Test the architecture for an input

In [8]:
x = torch.randn(32, 3, 224, 224).to(device)
model = YOLO(C=num_classes).to(device)
output = model(x)
final_output = model.predict(output, IOU_threshold=1, conf_threshold=0)

final_output[0][:3]

[(0.00011280200124019757,
  0.4291333556175232,
  0.145037442445755,
  0.008986678905785084,
  0.010150418616831303,
  93.0),
 (9.408080950379372e-05,
  0.572654128074646,
  0.2832615077495575,
  0.0,
  0.013043057173490524,
  138.0),
 (9.388793114339933e-05,
  0.28296566009521484,
  0.8584703207015991,
  0.010823607444763184,
  0.0,
  2.0)]

In [9]:
class YOLOLoss(nn.Module):
    def __init__(self, l_coord=5, l_noobj=0.5):
        super().__init__()
        self.l_coord = l_coord
        self.l_noobj = l_noobj
    
    def forward(self, output, target, device, b=2, c=200):
        """
        output (Batch_size, S, S, 5*B + C)
        target (Batch_size, num_objects, 5)
        """ 
        batch_size, N, _ = target.shape
        S = output.shape[1]

        # Will be useful later on
        batch_idx = torch.arange(batch_size, device=device).unsqueeze(1).expand(batch_size, N)
        object_idx = torch.arange(N, device=device).unsqueeze(0).expand(batch_size, N)
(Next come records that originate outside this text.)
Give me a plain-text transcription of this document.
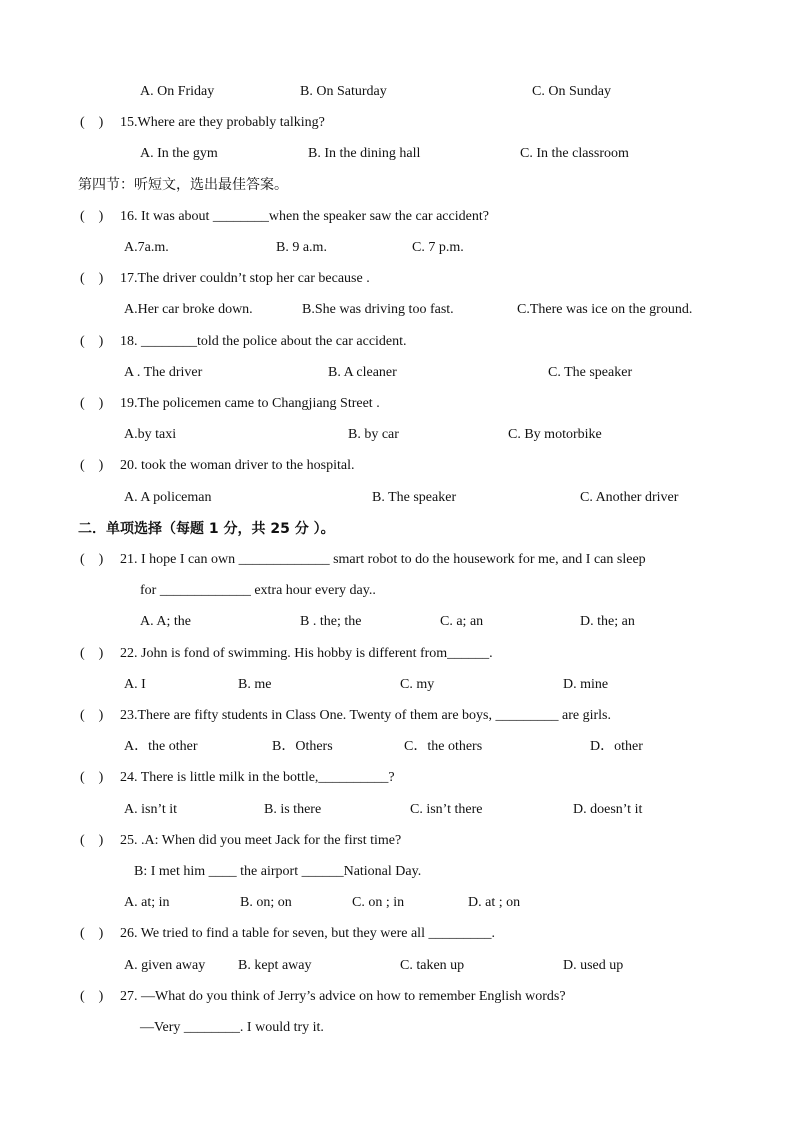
A. On Friday	B. On Saturday	C. On Sunday
(　) 15.Where are they probably talking?
A. In the gym	B. In the dining hall	C. In the classroom
第四节：听短文，选出最佳答案。
(　) 16. It was about ________when the speaker saw the car accident?
A.7a.m.	B. 9 a.m.	C. 7 p.m.
(　) 17.The driver couldn’t stop her car because .
A.Her car broke down.	B.She was driving too fast.	C.There was ice on the ground.
(　) 18. ________told the police about the car accident.
A . The driver	B. A cleaner	C. The speaker
(　) 19.The policemen came to Changjiang Street .
A.by taxi	B. by car	C. By motorbike
(　) 20. took the woman driver to the hospital.
A. A policeman	B. The speaker	C. Another driver
二．单项选择（每题 1 分，共 25 分 ）。
(　) 21. I hope I can own _____________ smart robot to do the housework for me, and I can sleep
for _____________ extra hour every day..
A. A; the	B . the; the	C. a; an	D. the; an
(　) 22. John is fond of swimming. His hobby is different from______.
A. I	B. me	C. my	D. mine
(　) 23.There are fifty students in Class One. Twenty of them are boys, _________ are girls.
A．the other	B．Others	C．the others	D．other
(　) 24. There is little milk in the bottle,__________?
A. isn’t it	B. is there	C. isn’t there	D. doesn’t it
(　) 25. .A: When did you meet Jack for the first time?
B: I met him ____ the airport ______National Day.
A. at; in	B. on; on	C. on ; in	D. at ; on
(　) 26. We tried to find a table for seven, but they were all _________.
A. given away B. kept away	C. taken up	D. used up
(　) 27. —What do you think of Jerry’s advice on how to remember English words?
—Very ________. I would try it.
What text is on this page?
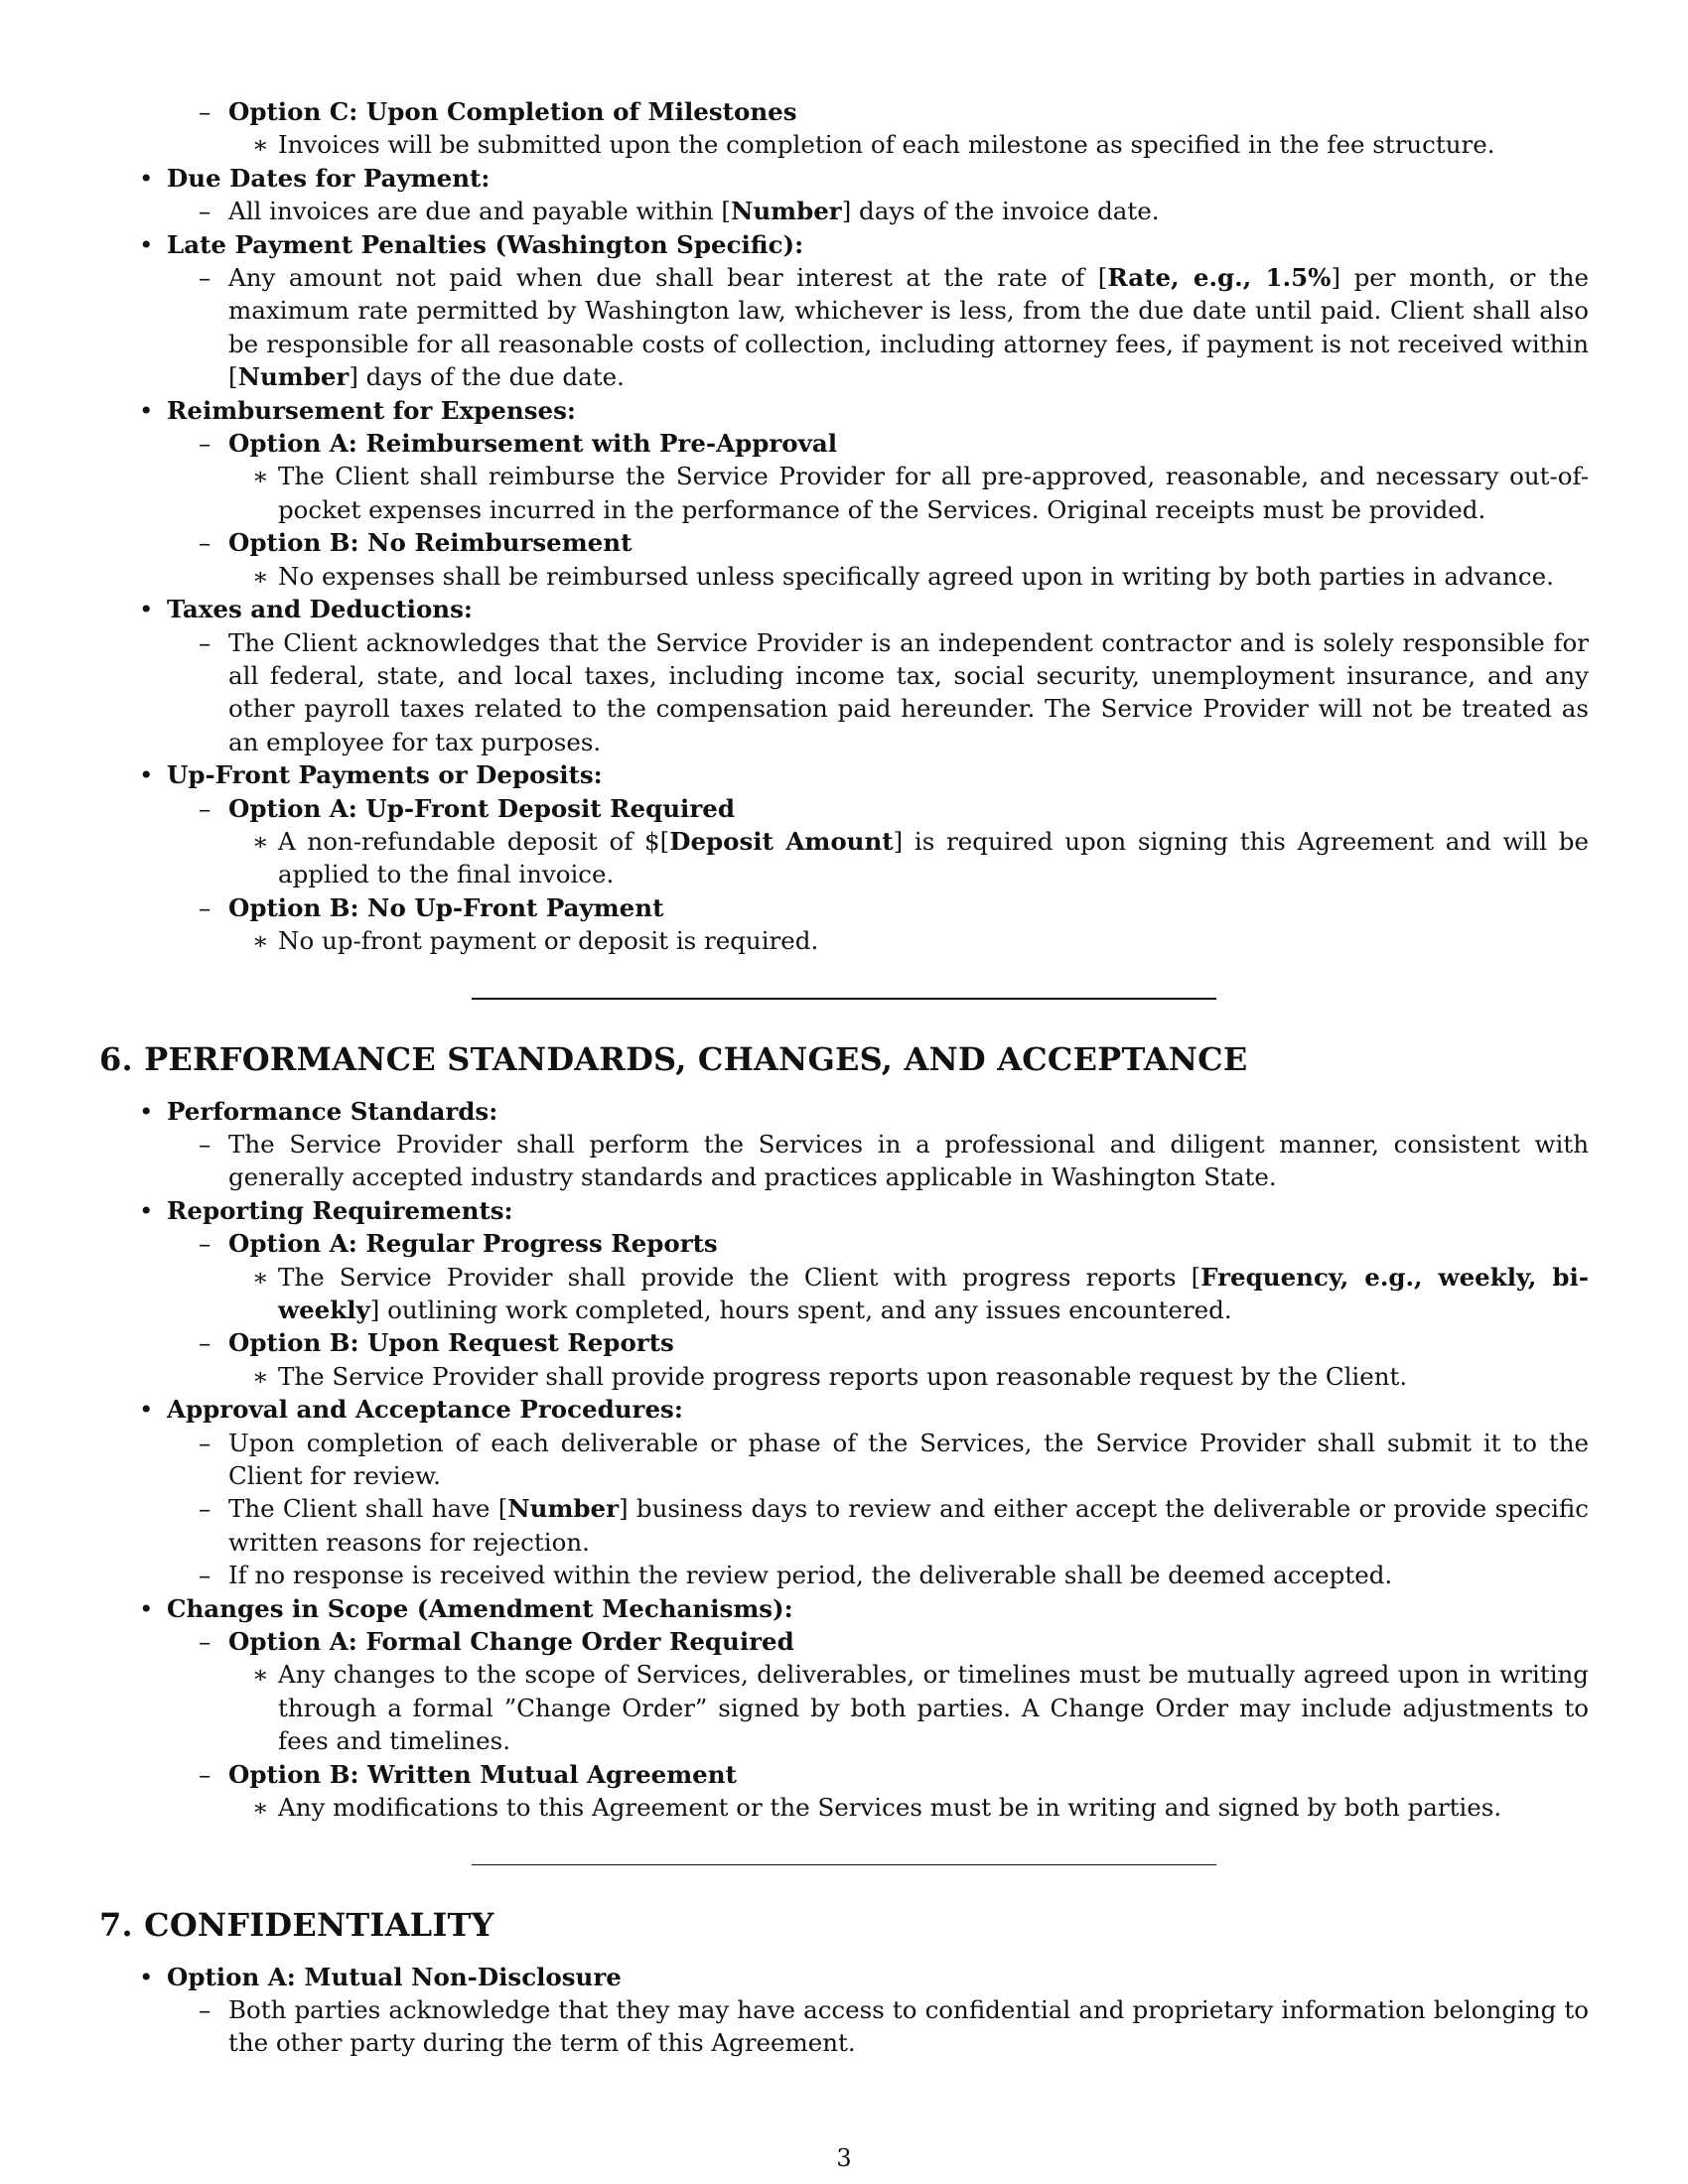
– Option C: Upon Completion of Milestones
∗ Invoices will be submitted upon the completion of each milestone as specified in the fee structure.
• Due Dates for Payment:
– All invoices are due and payable within [Number] days of the invoice date.
• Late Payment Penalties (Washington Specific):
– Any amount not paid when due shall bear interest at the rate of [Rate, e.g., 1.5%] per month, or the maximum rate permitted by Washington law, whichever is less, from the due date until paid. Client shall also be responsible for all reasonable costs of collection, including attorney fees, if payment is not received within [Number] days of the due date.
• Reimbursement for Expenses:
– Option A: Reimbursement with Pre-Approval
∗ The Client shall reimburse the Service Provider for all pre-approved, reasonable, and necessary out-of-pocket expenses incurred in the performance of the Services. Original receipts must be provided.
– Option B: No Reimbursement
∗ No expenses shall be reimbursed unless specifically agreed upon in writing by both parties in advance.
• Taxes and Deductions:
– The Client acknowledges that the Service Provider is an independent contractor and is solely responsible for all federal, state, and local taxes, including income tax, social security, unemployment insurance, and any other payroll taxes related to the compensation paid hereunder. The Service Provider will not be treated as an employee for tax purposes.
• Up-Front Payments or Deposits:
– Option A: Up-Front Deposit Required
∗ A non-refundable deposit of $[Deposit Amount] is required upon signing this Agreement and will be applied to the final invoice.
– Option B: No Up-Front Payment
∗ No up-front payment or deposit is required.
6. PERFORMANCE STANDARDS, CHANGES, AND ACCEPTANCE
• Performance Standards:
– The Service Provider shall perform the Services in a professional and diligent manner, consistent with generally accepted industry standards and practices applicable in Washington State.
• Reporting Requirements:
– Option A: Regular Progress Reports
∗ The Service Provider shall provide the Client with progress reports [Frequency, e.g., weekly, bi-weekly] outlining work completed, hours spent, and any issues encountered.
– Option B: Upon Request Reports
∗ The Service Provider shall provide progress reports upon reasonable request by the Client.
• Approval and Acceptance Procedures:
– Upon completion of each deliverable or phase of the Services, the Service Provider shall submit it to the Client for review.
– The Client shall have [Number] business days to review and either accept the deliverable or provide specific written reasons for rejection.
– If no response is received within the review period, the deliverable shall be deemed accepted.
• Changes in Scope (Amendment Mechanisms):
– Option A: Formal Change Order Required
∗ Any changes to the scope of Services, deliverables, or timelines must be mutually agreed upon in writing through a formal ”Change Order” signed by both parties. A Change Order may include adjustments to fees and timelines.
– Option B: Written Mutual Agreement
∗ Any modifications to this Agreement or the Services must be in writing and signed by both parties.
7. CONFIDENTIALITY
• Option A: Mutual Non-Disclosure
– Both parties acknowledge that they may have access to confidential and proprietary information belonging to the other party during the term of this Agreement.
3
        true_conf = torch.zeros((batch_size, S, S, b), device=device)
        predicted_boxes = output[:, :, :, :5*b].reshape((batch_size, S, S, b, 5)) # Get the clean info from the boxes

        # SSE loss
        SSE = nn.MSELoss(reduction = "sum")
        
        true_class, true_x, true_y, true_width, true_height = target.unbind(dim=-1)
        true_x, true_y, true_width, true_height = map(lambda x: torch.clamp(x, min=0, max=1), [true_x, true_y, true_width, true_height])

        j = torch.clamp((true_x * S).long(), max=S-1).to(device) # (batch_size, N)
        i = torch.clamp((true_y * S).long(), max=S-1).to(device) # (batch_size, N) 

        normalized_x = (true_x * S) - j.float() # (batch_size, N)
        normalized_y = (true_y * S) - i.float() # (batch_size, N)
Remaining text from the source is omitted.